Selyutina Yu. I., member of the international association of pediatric dentists IAPD, winner of the federal competition of pediatric dentists of Russia, pediatric dentist, writer, blogger, founder of the author's Center for Dentistry[3]
Crack
With a minor impact, damage can only affect the enamel - it can chip or break. Cracks can be so insignificant that they are not even detectable during visual inspection. It is necessary to use special optical devices or a fiber-optic LED for transillumination examination. There is no special treatment for cracks.
Fracture
There are cases when a child has partially knocked out a permanent tooth. If part of the tooth remains in the tissues, and part is lost, this is a fracture. It can be transverse, oblique, longitudinal or splintered. Depending on the trajectory of the impact or fall, both the crowns of the teeth and their roots are susceptible to fractures. Most often, in 67.8% of cases, crowns break when permanent teeth are injured. The prognosis of treatment will depend on the location of the damage and whether the tooth cavity has been opened [1, 4].
How does removing baby teeth affect your bite?
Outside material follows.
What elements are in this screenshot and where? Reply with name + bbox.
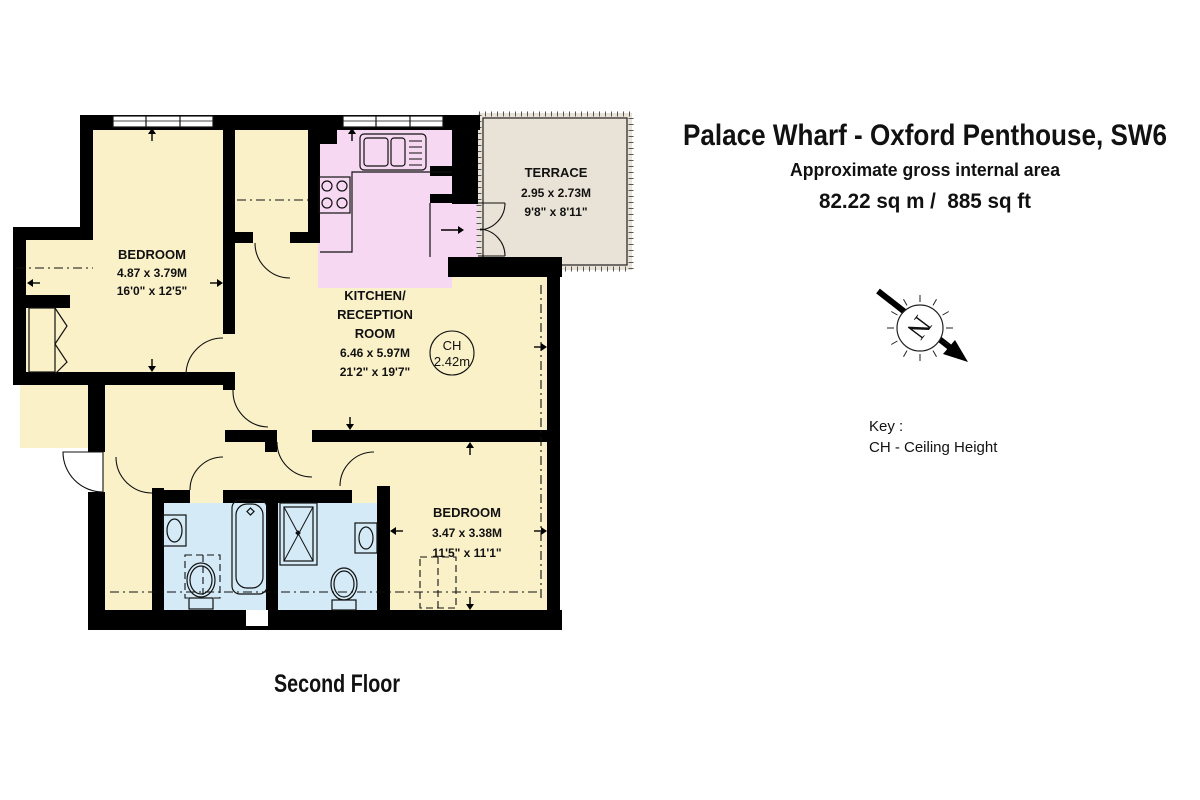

Removing baby teeth can be dangerous for the bite if the permanent teeth have not yet begun to emerge. The prolonged absence of a dental unit leads to the fact that neighboring ones begin to move, filling the empty space. When permanent teeth begin to emerge, they run out of space. This leads to the development of various bite defects.
When removal cannot be avoided, it is recommended to install special artificial crowns. This way you can avoid tooth movement and changes in your bite.
In addition to the risk of developing malocclusion, early removal of baby teeth may have other consequences:
- Articulation impairment. Because of this, speech defects often form, which can become a barrier to communication with others. Communication with peers is very important for a child. Problems due to speech defects can be a harbinger of psychological disorders.
- Digestive problems. Due to the lack of teeth, chewing becomes difficult and the process of processing food in the oral cavity is disrupted. Chewing is an important step in the digestion process. Its violation can lead to the development of gastrointestinal diseases.
You cannot remove baby teeth yourself, even if they are mobile. Extraction is a surgical procedure. An experienced specialist should remove teeth.
The Zuub.rf clinic has a children's department. Pediatric dentists and surgeons work here. The operation will be comfortable and completely safe for your baby.
How to extract a baby tooth from a child at home
So, we come to the most age-old question for many parents. And the answer to it is ambiguous. On the one hand, when a child’s baby tooth becomes loose, it usually falls out spontaneously, without causing pain or discomfort to the baby. On the other hand, if parents are so eager to take an active part in this process, then they should remember that:
- Children should not be allowed to chew on solid food: apples, carrots, crackers. This can damage the gum tissue.
- You should not try to remove a tooth when the child is crying and resisting. This will cause psychological trauma to your child.
- You cannot remove a tooth using improvised, non-sterile means. You can get an infection in your mouth.
- You cannot put pressure on the tooth or tilt it. This will cause pain to the child and damage the gums.
In addition, risks such as incomplete tooth extraction (when fragments remain in the gum), root fracture, injury to neighboring teeth and bone tissue, damage to the nerve and gums - when removing a tooth at home, increase many times over. In this case, you, as a non-specialist, cannot guarantee that everything will go smoothly and safely.
Therefore, do not waste your time on barbaric and long-outdated methods of removing baby teeth with unpredictable consequences: save your nerves and the health of your child! Make an appointment with a pediatric dentist, where, under sterile conditions, a knowledgeable, experienced doctor, in a cozy office, while showing cartoons, will quickly and painlessly remove the desired baby tooth.